D'autre part, à cause de la faiblesse des systèmes utilisés, leur repérage se fait davantage par conformité avec les pairs et les modes de management de l'entreprise. M. Rouvière estime que l'évaluation de la performance, telle qu'elle est pratiquée, passe souvent à côté des leaders en herbe, car elle ne mesure pas la capacité à "bousculer l'ordre établi, chercher la rupture, déployer une vision personnelle".
Si, comme le pense Bernard Ramanantsoa, directeur d'HEC, le leadership n'est pas "inné, pas plus qu'il ne s'apprend sur le tas, et (que) le succès à un concours n'en donne pas la clé", comment se travaille-t-il ? Les outils pour développer les compétences comportementales tiennent le haut du pavé dans les formations proposées aux cadres. Selon M. Angiboust, elles ne sont pas à négliger pour améliorer la qualité de sa communication, part importante du leadership, mais là n'est pas l'essentiel : "Pour moi, il est d'abord intimement lié à la pertinence de l'expertise. C'est parce qu'on connaît mieux son métier que tout le monde qu'on l'on est en capacité de mobiliser ses équipes sur de nouveaux projets."
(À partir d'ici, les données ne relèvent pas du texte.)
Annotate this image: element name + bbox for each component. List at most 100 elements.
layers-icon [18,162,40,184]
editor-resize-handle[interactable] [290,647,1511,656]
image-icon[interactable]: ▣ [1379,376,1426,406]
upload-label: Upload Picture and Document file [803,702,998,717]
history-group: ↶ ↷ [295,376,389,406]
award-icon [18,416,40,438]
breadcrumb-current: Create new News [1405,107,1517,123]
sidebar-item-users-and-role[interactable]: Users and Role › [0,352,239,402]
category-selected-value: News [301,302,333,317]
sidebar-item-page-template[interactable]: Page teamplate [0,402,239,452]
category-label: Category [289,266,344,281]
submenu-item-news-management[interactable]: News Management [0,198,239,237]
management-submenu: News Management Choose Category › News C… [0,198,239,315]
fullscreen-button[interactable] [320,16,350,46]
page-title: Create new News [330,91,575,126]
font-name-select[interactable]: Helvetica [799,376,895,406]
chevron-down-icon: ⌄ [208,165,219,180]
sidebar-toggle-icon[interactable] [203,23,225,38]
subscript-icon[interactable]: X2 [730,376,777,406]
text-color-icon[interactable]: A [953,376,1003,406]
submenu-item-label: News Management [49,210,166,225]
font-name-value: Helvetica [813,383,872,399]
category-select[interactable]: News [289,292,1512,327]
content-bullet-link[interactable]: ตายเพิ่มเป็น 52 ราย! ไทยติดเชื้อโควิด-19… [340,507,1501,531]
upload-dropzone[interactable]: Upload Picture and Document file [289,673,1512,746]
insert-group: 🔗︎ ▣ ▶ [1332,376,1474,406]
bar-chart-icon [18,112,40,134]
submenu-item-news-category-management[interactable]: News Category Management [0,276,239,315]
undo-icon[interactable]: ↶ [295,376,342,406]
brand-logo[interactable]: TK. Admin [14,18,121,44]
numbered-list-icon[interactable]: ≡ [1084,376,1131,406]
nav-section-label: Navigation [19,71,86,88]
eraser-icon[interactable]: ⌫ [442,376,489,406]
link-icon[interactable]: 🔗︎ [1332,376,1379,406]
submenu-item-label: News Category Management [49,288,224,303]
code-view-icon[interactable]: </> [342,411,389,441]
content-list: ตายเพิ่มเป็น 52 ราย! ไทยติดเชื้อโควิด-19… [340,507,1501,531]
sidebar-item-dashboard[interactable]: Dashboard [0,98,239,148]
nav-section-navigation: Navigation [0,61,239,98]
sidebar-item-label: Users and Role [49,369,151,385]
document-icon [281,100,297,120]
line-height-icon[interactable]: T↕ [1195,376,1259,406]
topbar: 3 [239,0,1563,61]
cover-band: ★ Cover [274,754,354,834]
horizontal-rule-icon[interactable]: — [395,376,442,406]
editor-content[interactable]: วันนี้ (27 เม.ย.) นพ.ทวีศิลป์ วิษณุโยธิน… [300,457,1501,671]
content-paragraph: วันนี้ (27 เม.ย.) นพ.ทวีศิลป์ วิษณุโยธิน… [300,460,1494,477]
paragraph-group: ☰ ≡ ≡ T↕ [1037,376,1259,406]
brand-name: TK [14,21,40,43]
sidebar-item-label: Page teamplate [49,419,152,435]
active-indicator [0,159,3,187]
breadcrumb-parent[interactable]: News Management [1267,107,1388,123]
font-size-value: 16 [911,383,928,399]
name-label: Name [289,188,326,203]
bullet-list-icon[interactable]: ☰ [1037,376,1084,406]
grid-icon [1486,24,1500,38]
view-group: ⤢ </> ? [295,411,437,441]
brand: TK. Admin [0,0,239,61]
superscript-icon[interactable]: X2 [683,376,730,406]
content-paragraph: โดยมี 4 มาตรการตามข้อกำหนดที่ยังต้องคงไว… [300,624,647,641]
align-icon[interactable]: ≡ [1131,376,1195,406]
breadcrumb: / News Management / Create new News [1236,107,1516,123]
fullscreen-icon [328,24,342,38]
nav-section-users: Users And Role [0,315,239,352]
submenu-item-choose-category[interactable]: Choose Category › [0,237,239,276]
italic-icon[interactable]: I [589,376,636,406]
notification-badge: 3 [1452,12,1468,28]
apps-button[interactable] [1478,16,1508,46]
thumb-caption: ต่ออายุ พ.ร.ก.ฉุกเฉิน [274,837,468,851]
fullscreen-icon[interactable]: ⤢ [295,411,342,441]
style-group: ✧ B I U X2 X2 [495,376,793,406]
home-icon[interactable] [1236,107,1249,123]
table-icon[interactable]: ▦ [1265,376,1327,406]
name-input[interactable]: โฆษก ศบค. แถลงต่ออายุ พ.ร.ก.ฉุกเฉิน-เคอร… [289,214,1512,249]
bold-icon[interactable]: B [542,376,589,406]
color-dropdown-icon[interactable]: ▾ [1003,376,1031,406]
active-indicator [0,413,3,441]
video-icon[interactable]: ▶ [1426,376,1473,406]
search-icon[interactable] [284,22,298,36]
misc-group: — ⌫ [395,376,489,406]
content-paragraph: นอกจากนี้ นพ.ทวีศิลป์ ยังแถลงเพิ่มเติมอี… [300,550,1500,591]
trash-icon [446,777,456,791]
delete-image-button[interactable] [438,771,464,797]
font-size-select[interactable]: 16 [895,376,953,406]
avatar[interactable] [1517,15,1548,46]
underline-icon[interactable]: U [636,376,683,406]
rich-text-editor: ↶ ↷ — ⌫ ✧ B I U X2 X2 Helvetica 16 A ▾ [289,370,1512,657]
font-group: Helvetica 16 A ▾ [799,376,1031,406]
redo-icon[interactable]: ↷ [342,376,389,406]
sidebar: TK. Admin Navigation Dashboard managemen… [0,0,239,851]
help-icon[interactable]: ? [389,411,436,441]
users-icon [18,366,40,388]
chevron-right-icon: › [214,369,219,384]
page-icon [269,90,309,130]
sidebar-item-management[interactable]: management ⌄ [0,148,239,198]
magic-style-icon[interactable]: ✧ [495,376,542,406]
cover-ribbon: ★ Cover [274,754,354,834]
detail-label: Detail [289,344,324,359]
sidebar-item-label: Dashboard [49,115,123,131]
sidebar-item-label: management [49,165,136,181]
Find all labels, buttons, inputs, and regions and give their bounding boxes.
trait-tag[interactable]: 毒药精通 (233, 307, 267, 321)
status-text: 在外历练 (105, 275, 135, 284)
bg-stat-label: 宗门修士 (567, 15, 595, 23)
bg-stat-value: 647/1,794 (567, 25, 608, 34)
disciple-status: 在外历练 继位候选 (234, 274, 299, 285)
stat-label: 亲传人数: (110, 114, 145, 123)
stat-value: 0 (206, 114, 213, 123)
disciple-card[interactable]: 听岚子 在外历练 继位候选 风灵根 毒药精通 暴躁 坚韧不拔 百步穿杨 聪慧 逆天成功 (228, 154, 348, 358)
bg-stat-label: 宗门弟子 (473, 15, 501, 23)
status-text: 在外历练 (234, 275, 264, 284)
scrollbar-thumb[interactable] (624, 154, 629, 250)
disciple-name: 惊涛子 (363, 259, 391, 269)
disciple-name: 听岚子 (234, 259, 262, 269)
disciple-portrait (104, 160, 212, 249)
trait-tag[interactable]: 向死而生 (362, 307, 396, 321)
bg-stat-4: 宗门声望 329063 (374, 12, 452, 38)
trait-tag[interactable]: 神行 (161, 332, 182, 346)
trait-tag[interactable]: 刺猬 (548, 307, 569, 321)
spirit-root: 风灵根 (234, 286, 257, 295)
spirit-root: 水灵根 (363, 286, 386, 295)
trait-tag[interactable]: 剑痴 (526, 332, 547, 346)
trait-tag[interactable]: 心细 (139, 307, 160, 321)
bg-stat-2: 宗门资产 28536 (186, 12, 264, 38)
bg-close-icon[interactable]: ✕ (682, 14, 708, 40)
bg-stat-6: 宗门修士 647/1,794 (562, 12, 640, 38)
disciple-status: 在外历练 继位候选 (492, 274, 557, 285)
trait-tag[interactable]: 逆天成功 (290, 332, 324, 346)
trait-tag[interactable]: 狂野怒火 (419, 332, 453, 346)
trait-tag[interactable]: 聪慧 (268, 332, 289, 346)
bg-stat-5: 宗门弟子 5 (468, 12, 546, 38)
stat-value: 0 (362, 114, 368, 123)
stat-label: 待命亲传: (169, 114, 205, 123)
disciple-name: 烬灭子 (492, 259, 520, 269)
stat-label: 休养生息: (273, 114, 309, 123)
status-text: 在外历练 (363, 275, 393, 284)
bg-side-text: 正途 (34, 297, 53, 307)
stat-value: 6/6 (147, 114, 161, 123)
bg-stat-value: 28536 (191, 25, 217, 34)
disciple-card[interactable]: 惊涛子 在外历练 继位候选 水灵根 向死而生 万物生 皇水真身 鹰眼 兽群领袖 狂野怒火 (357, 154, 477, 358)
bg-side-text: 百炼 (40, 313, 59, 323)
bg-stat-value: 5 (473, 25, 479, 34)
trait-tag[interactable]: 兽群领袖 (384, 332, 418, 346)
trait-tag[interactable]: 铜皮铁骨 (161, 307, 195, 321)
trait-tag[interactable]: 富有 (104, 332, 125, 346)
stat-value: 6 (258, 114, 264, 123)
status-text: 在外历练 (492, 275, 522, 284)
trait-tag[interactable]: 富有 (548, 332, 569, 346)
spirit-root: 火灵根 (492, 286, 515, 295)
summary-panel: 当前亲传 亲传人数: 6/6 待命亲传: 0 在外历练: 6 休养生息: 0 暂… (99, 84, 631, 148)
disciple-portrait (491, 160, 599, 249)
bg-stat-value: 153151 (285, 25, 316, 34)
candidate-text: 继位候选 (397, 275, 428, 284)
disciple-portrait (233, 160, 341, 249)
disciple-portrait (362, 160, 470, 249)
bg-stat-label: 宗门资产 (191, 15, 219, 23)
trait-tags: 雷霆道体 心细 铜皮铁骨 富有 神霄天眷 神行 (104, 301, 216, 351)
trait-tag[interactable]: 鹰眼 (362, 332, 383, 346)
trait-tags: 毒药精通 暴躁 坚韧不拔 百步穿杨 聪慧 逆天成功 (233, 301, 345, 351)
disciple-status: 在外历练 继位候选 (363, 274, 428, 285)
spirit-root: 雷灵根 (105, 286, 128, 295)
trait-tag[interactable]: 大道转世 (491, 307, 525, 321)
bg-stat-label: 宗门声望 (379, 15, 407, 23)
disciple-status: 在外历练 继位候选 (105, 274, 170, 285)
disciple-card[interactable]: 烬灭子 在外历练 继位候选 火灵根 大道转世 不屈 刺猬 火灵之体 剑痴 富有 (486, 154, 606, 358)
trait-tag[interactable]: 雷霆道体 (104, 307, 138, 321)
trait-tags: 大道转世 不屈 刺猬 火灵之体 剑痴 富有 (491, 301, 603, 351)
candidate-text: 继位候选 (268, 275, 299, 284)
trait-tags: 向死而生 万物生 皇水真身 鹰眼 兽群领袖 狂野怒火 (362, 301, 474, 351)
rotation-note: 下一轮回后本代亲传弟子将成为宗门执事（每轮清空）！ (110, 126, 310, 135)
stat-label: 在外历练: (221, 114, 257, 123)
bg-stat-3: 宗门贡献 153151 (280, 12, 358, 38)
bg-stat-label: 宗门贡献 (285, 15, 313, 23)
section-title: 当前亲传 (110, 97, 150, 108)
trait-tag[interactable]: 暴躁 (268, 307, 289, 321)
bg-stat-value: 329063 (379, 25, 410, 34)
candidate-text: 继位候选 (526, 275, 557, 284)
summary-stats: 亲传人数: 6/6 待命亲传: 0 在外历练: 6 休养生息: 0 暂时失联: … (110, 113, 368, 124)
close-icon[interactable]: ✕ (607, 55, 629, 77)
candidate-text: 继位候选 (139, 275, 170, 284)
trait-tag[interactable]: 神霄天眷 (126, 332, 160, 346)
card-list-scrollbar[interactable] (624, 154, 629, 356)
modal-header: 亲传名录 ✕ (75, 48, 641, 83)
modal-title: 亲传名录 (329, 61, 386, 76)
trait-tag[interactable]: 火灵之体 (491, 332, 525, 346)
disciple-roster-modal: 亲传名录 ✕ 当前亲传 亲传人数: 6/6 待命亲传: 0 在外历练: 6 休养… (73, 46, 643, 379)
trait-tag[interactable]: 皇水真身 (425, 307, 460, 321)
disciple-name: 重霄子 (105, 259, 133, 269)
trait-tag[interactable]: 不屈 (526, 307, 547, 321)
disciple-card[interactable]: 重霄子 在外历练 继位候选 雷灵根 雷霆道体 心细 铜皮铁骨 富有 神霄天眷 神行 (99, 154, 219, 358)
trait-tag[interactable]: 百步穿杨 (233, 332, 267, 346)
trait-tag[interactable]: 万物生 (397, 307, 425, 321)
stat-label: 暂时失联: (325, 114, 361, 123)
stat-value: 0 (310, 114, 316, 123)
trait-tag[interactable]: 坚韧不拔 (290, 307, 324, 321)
Depuis trois ans, HEC a introduit une composante "leadership" dans son MBA, fréquentés par des "hauts potentiels" de toute la planète. Qu'y font-ils ? "Ils réfléchissent, avec d'autres, sur ce qui se passe, répond M. Ramanantsoa. Le leader, contrairement aux managers qui gèrent le quotidien, fabrique de l'avenir. Or, pour formuler des buts, il faut comprendre l'évolution du monde, en étudiant de multiples perspectives : économique bien sûr, mais aussi historique, anthropologique, voire artistique. Ça ne se fait pas en cinq minutes ! Le leadership requiert une certaine ascèse." Et c'est là que le bât blesse : l'ascèse n'est guère à la mode à l'ère du court, du concret et du sur-mesure, où les managers se laissent séduire par les formules toutes faites du style "Développez votre charisme en trois jours"...
Certaines entreprises tentent de renouveler leur approche. Depuis septembre 2007, chez GDF-Suez, les 400 cadres dirigeants du groupe se voient proposer une nouvelle formation, en sus de la palette habituelle : "Il s'agit d'un programme de sept jours destiné à stimuler la réflexion stratégique, explique Vinciane Lampe, directrice au sein de l'université interne du groupe. Il combine d'une part des visites d'entreprises, dans des contextes parfois très différents des nôtres, où la rencontre avec d'autres leaders permet un jeu de miroir assez fructueux et, d'autre part, des échanges avec des professeurs ou des consultants externes". L'objectif de cette "learning expedition" ? Prendre une hauteur de vue stratégique et collective, qui ne résume pas la question du leadership au développement de qualités individuelles de management.